Other authors of the paper include Dr. Wendy Levinson of St. Michael?s Hospital and the University of Toronto; and Alison Ebers and Drs. Victoria Fraser and Amy Waterman of Washington University in St. Louis.

Patients said they wanted to know if there had been an error, how the error happened, and particularly what the doctor and institution would be doing to prevent the error from happening again. And they would like an apology. Patients were concerned, however, that physicians might hide errors from patients.

“Washington University and BJC Healthcare are committed to full disclosure and honesty with patients and families about errors and adverse events,” said Dr. Victoria Fraser, professor of medicine at Washington University School of Medicine in St. Louis. “We also are training health care workers in how to discuss adverse outcomes because we believe it will enhance patient care.”

A variety of barriers limited what doctors said they would tell patients about errors. “These doctors clearly worried that fully disclosing an error would make a lawsuit more likely,” noted Levinson. “Many doctors were also concerned that telling patients about an error might harm the patient or lower their trust in their doctor. In addition, some physicians saw errors as personal failures, which made them embarrassed to disclose the error to the patient. Furthermore, few doctors have had formal training in how to conduct these difficult conversations.”

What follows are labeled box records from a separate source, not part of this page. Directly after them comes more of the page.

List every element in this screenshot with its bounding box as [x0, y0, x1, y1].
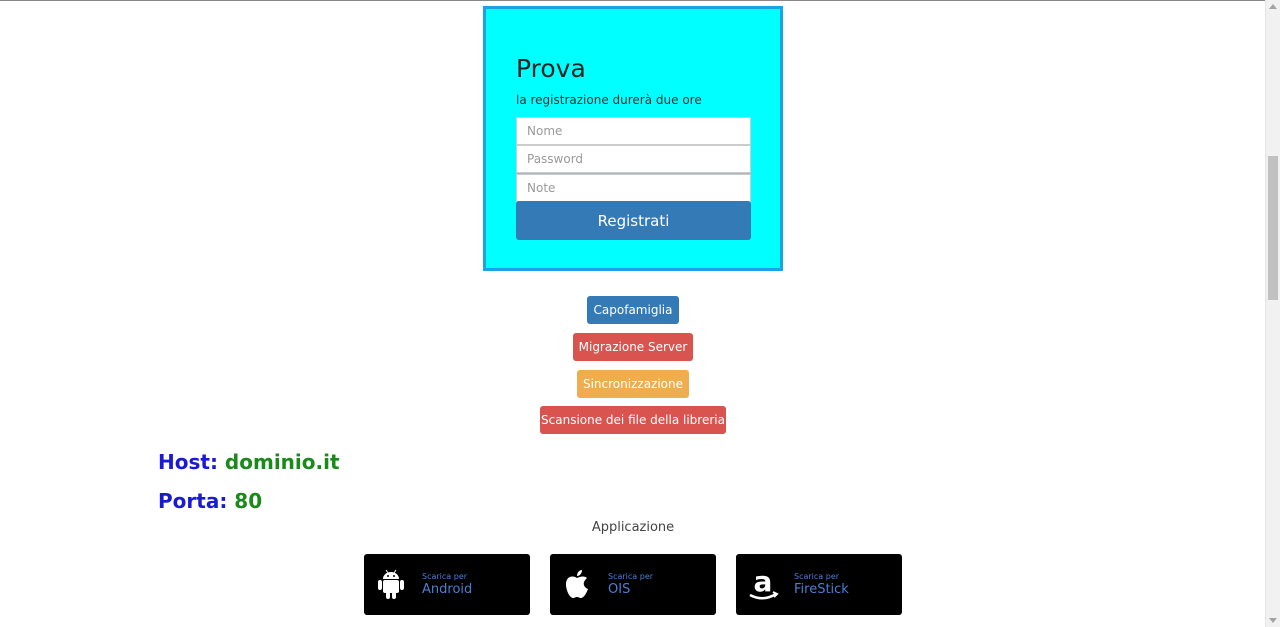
registration-panel: Prova la registrazione durerà due ore Re… — [483, 6, 783, 271]
host-label: Host: — [158, 450, 218, 474]
port-value: 80 — [234, 489, 263, 513]
ios-download-button[interactable]: Scarica per OIS — [550, 554, 716, 615]
migrazione-server-button[interactable]: Migrazione Server — [573, 333, 693, 361]
app-section-label: Applicazione — [591, 520, 675, 535]
password-field[interactable] — [516, 145, 751, 173]
svg-text:a: a — [754, 567, 773, 598]
capofamiglia-button[interactable]: Capofamiglia — [587, 296, 679, 324]
note-field[interactable] — [516, 174, 751, 202]
sincronizzazione-button[interactable]: Sincronizzazione — [577, 370, 689, 398]
firestick-caption: Scarica per — [794, 572, 840, 581]
vertical-scrollbar[interactable] — [1265, 0, 1280, 627]
android-icon — [378, 569, 404, 599]
amazon-icon: a — [749, 567, 779, 600]
firestick-download-button[interactable]: a Scarica per FireStick — [736, 554, 902, 615]
host-value: dominio.it — [224, 450, 340, 474]
ios-label: OIS — [608, 582, 631, 597]
apple-icon — [566, 570, 588, 598]
scrollbar-thumb[interactable] — [1268, 156, 1278, 300]
android-caption: Scarica per — [422, 572, 468, 581]
top-border — [0, 0, 1266, 1]
registration-subtitle: la registrazione durerà due ore — [516, 93, 702, 107]
port-label: Porta: — [158, 489, 228, 513]
scroll-up-arrow-icon[interactable] — [1269, 4, 1277, 9]
registration-title: Prova — [516, 54, 586, 83]
android-download-button[interactable]: Scarica per Android — [364, 554, 530, 615]
ios-caption: Scarica per — [608, 572, 654, 581]
name-field[interactable] — [516, 117, 751, 145]
scroll-down-arrow-icon[interactable] — [1269, 618, 1277, 623]
scansione-libreria-button[interactable]: Scansione dei file della libreria — [540, 406, 726, 434]
firestick-label: FireStick — [794, 582, 849, 597]
host-info: Host: dominio.it — [158, 450, 340, 474]
register-button[interactable]: Registrati — [516, 201, 751, 240]
android-label: Android — [422, 582, 473, 597]
port-info: Porta: 80 — [158, 489, 262, 513]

As a result, doctors will often reveal only minimal information about errors, not explicitly saying that an error occurred and how recurrences would be prevented. Yet the feeling that information about the error was being hidden from them would make patients even more upset about what happened. Doctors also hesitated to apologize.

“From a patient’s perspective, not getting an apology meant that the doctor did not recognize how upsetting the error was to the patient,” Gallagher said. “Doctors were really worried — they said they wanted to apologize as one person to another, but they feared it would create additional legal liability.”

Hospitals and other health-care organizations sometimes send a mixed message to doctors with their policies regarding medical errors, Gallagher said: “They say, “You should disclose the error, but do not say anything that would imply blame.” Hospitals should consider revising policies to encourage doctors to supply the information that patients want.” In addition, hospitals should consider how to better support the upset emotions of health-care workers involved in errors.

“Forgiveness is something that I think is tougher for the physicians to give themselves than to get from a patient.”

During focus groups that involved both doctors and patients, patients reported being astonished at how deeply doctors regretted and thought about errors that happened many years ago. “One doctor was in tears about an error that happened 10 years ago,” Gallagher said. “Patients were flabbergasted. They had no idea doctors were so upset, and so worried, about errors. If the institutions can help health-care providers cope with their upset feelings, these providers can do a better job of responding to the patient who experienced the error.”

The authors recommend that when a harmful error happens, physicians at a minimum should tell the patient what the error was, why the error happened, how recurrences will be prevented, and apologize. Institutions should strive to create a blame-free culture where health-care workers can discuss errors more openly. In addition, institutions should ensure their policies encourage error disclosure, as well as provide physicians with greater training and support in meeting patients’ needs following medical errors.